I am interested in how sensory systems work in ecological environments, and in particular in the perception of space, which is shared across almost all sensory modalities (including pain). First, unlike lab environments, ecological environments are never simple. I have developed models of how neural circuits might deal with this complexity, from the view that perception relies on the identification and manipulation of models of the world, understood as relations between sensory signals. I call these perceiver-oriented models “Subjective physics”. This view connects with major theories in psychology (Gestalt psychology, Gibson's ecological approach, O'Regan's sensorimotor theory), philosophy of mind (Poincaré, Merleau-Ponty) and linguistics (Lakoff). I have proposed that sensory relations are identified as temporal invariants in the sensory flow (ie relations that are satisfied over a contiguous period of time), which is most directly connected with Gibson's notion of “invariant structure”. I have developed this idea mostly in the context of spatial hearing and pitch perception, by proposing the concept of “synchrony receptive field”. Second, I have come to realize that perception, especially spatial perception, can only be understood with integrative sensorimotor models. Thus, I have started working on the theory of sensorimotor systems.

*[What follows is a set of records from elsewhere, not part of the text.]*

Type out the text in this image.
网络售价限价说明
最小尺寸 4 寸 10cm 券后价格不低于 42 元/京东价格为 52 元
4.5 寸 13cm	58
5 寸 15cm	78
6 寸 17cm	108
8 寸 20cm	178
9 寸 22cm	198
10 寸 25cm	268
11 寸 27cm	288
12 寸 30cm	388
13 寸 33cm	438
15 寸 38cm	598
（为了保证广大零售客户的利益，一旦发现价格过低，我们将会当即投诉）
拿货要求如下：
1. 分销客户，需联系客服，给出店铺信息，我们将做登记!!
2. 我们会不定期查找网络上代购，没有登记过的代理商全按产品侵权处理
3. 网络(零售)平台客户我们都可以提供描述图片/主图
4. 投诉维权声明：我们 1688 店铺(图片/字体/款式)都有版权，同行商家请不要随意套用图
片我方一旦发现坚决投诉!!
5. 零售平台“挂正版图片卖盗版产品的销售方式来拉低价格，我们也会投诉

Recently, I started to develop a completely new line of research on the integrative modeling of a spiking unicellular organism, Paramecium, which is a simple multimodal sensorimotor system.
In 2008, I started the Brian simulator with Dan Goodman (postdoc at the time and now lecturer in Imperial College, UK). It is a simulator for spiking neural networks written in Python. The focus is on flexibility and ease of use, which has made it a highly popular tool in neuroscience. All models are directly specified by users with their equations – there are no predefined models, which has many benefits. It is also possible to simulate multicompartemental models. The new version (2.0), which is now mainly developed by Marcel Stimberg, relies on code generation, which makes Brian much faster. We are currently working on running it on multiple types of hardware (collaborations are welcome).